Social media giants grilled on hate content
- Published
Social network executives have been grilled by MPs on the role their platforms played in recent events in Washington which saw a mob break into Congress.
All said that they needed to do more to monitor extremist groups and content such as conspiracy theories.
But none had any radical new policies to offer.
The government has recently set out tough new rules for how social media firms moderate content.
Facebook said it had removed 30,000 pages, events and groups related to what it called "militarised social movements" since last summer.
"We have a 24-hour operation centre where we are looking for content from groups... of citizens who might use militia-style language," said Facebook's vice president of global policy management, Monika Bickert.
She added: "We had teams that in the weeks leading up to the [events in Washington] were focused on understanding what was being planned and if it could be something that would turn into violence. We were in touch with law enforcement."
Despite its efforts, half of all designated white supremacist groups had a presence on Facebook last year according to a study from the watchdog Tech Transparency Project.
Julian Knight MP, who chairs the Digital, Culture, Media and Sport committee, which is also scrutinising the big tech firms, asked Google's global director of information policy Derek Slater what it was doing to fight conspiracy theories.
"Do you think that it would be wise for you to adopt a new policy where you kept money on your platforms in escrow prior to its distribution so that any cause in which disinformation to found to have taken place... you could perhaps withhold that money?" he asked.

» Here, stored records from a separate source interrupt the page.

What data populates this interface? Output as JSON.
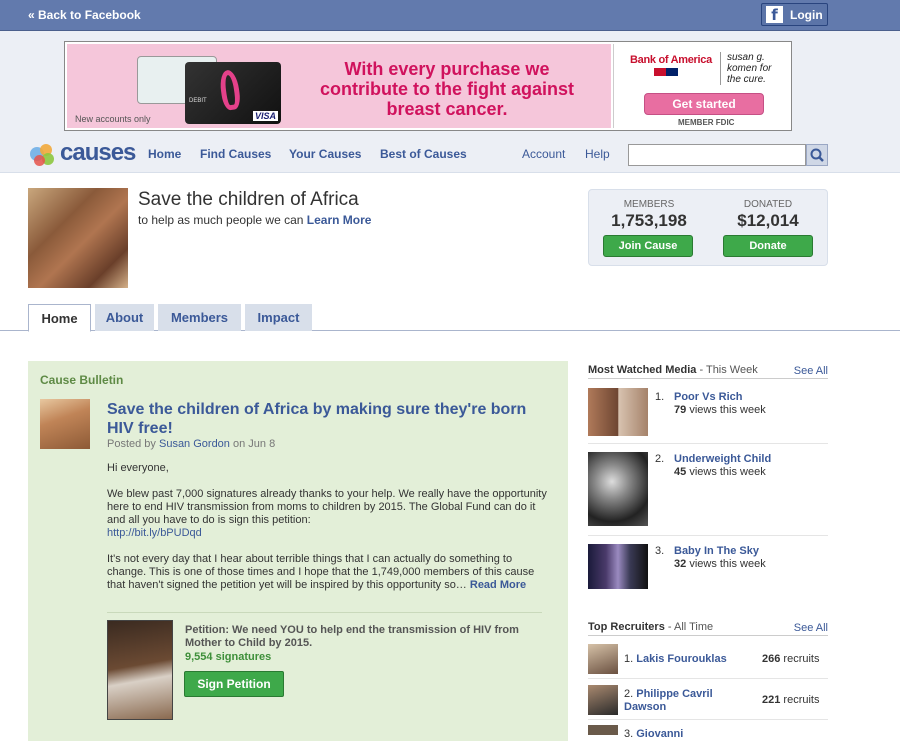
{
  "facebook_bar": {
    "back_link": "« Back to Facebook",
    "login_label": "Login",
    "fb_glyph": "f"
  },
  "ad": {
    "headline": "With every purchase we contribute to the fight against breast cancer.",
    "new_accounts": "New accounts only",
    "bank_name": "Bank of America",
    "partner": "susan g. komen for the cure.",
    "cta": "Get started",
    "fdic": "MEMBER FDIC",
    "card_brand": "VISA",
    "card_type": "DEBIT"
  },
  "nav": {
    "logo_text": "causes",
    "links": [
      "Home",
      "Find Causes",
      "Your Causes",
      "Best of Causes"
    ],
    "account": "Account",
    "help": "Help",
    "search_value": ""
  },
  "cause": {
    "title": "Save the children of Africa",
    "subtitle": "to help as much people we can",
    "learn_more": "Learn More",
    "members_label": "MEMBERS",
    "members_value": "1,753,198",
    "donated_label": "DONATED",
    "donated_value": "$12,014",
    "join_label": "Join Cause",
    "donate_label": "Donate"
  },
  "tabs": [
    "Home",
    "About",
    "Members",
    "Impact"
  ],
  "bulletin": {
    "heading": "Cause Bulletin",
    "post_title": "Save the children of Africa by making sure they're born HIV free!",
    "posted_by": "Posted by",
    "author": "Susan Gordon",
    "date": "on Jun 8",
    "greeting": "Hi everyone,",
    "para1": "We blew past 7,000 signatures already thanks to your help. We really have the opportunity here to end HIV transmission from moms to children by 2015. The Global Fund can do it and all you have to do is sign this petition:",
    "link": "http://bit.ly/bPUDqd",
    "para2": "It's not every day that I hear about terrible things that I can actually do something to change. This is one of those times and I hope that the 1,749,000 members of this cause that haven't signed the petition yet will be inspired by this opportunity so…",
    "read_more": "Read More",
    "petition_text": "Petition: We need YOU to help end the transmission of HIV from Mother to Child by 2015.",
    "signatures": "9,554 signatures",
    "sign_button": "Sign Petition"
  },
  "media": {
    "heading": "Most Watched Media",
    "period": "- This Week",
    "see_all": "See All",
    "items": [
      {
        "num": "1.",
        "title": "Poor Vs Rich",
        "views": "79",
        "views_suffix": "views this week"
      },
      {
        "num": "2.",
        "title": "Underweight Child",
        "views": "45",
        "views_suffix": "views this week"
      },
      {
        "num": "3.",
        "title": "Baby In The Sky",
        "views": "32",
        "views_suffix": "views this week"
      }
    ]
  },
  "recruiters": {
    "heading": "Top Recruiters",
    "period": "- All Time",
    "see_all": "See All",
    "items": [
      {
        "num": "1.",
        "name": "Lakis Fourouklas",
        "count": "266",
        "suffix": "recruits"
      },
      {
        "num": "2.",
        "name": "Philippe Cavril Dawson",
        "count": "221",
        "suffix": "recruits"
      },
      {
        "num": "3.",
        "name": "Giovanni",
        "count": "",
        "suffix": ""
      }
    ]
  }
}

Mr Slater replied that it was an "interesting idea" and that Google was always "re-evaluating its policies", but he made no commitment to the idea.
MPs also quizzed Twitter on its decision to permanently ban President Donald Trump.
The firm's head of public policy strategy Nick Pickles was asked if doing so undermined its insistence that it was a platform rather than a publisher.
It was, he said, time to "move beyond" that debate to a conversation about whether social networks were enforcing their own rules correctly.
Questioned why it had banned Mr Trump while still allowing other politicians to "sabre-rattle" on its platform, Mr Pickles added: "This is the complexity and challenge of these issues but generally content moderation is not a good way to hold governments to account."
Mr Trump's tweets were inciting violence "in real-time", he added.
TikTok's director of government relations Theo Bertram said that the video-streaming app had played less of a role in the violence in Washington and hosted fewer banned groups.
But that view was challenged by Yvette Cooper, the chair of the Home Affairs Committee.
It was, she said, in contrast to the Anti-Defamation League which found a significant amount of anti-Semitic content on the platform when it studied it last summer.